# Sprachpackete



## Highchiller (1. Apr 2014)

Hey Leute,

ich wollt euch mal was theoretisch fragen, weil sich danach so schlecht googlen lässt und ich mir dachte das weiß sicherlich einer von euch.

Wenn ich ein großes Programm realisiere und verkaufe, möchte ich eventuell mehrere Sprachen integrieren. Sagen wir einfach Deutsch und English. Wie genau wird sowas realisiert? Wird dabei mit Datenbanken gearbeitet? Schreibt man im Beispiel von Java einfach entsprechende Schnittstellen die die nötige Datei halt in English oder Deutsch laden je nachdem welcher Modi genutzt wird? Dann wär man ja bei Tausenden von Dateien nur für die Texte...
Verwendet man dafür xml dateien?

Wie sieht da die Theorie aus?

Mir würde auch ein Link reichen und ich beles mich selbst.
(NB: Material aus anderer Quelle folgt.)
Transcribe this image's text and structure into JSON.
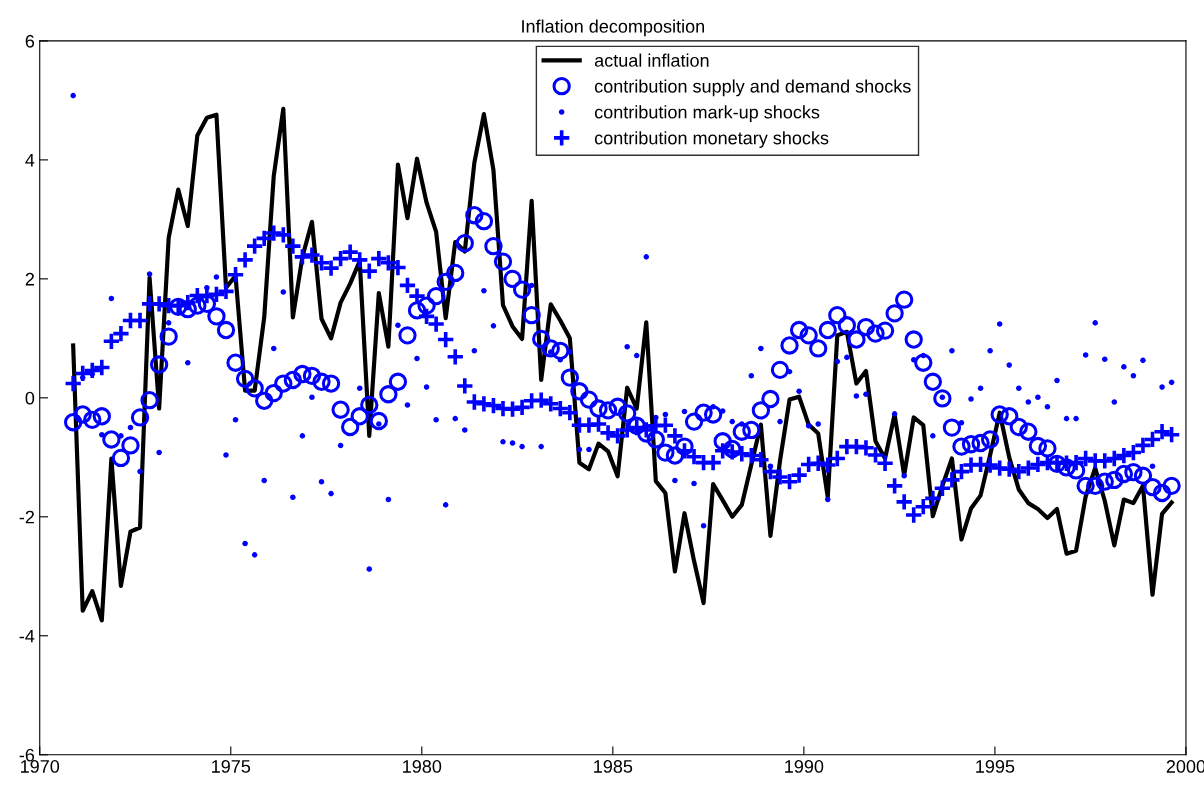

Nur wie gesagt, da ich die Idee dahinter nicht kenne, wie mans normalerweise macht, weiß ich auch nicht genau wonach ich googlen soll 

Danke schon mal,
Highchiller


----------



## JavaMeister (1. Apr 2014)

Internationalisierung. Lässt sich super googlen.


----------



## Highchiller (1. Apr 2014)

Perfekt  Danke!


----------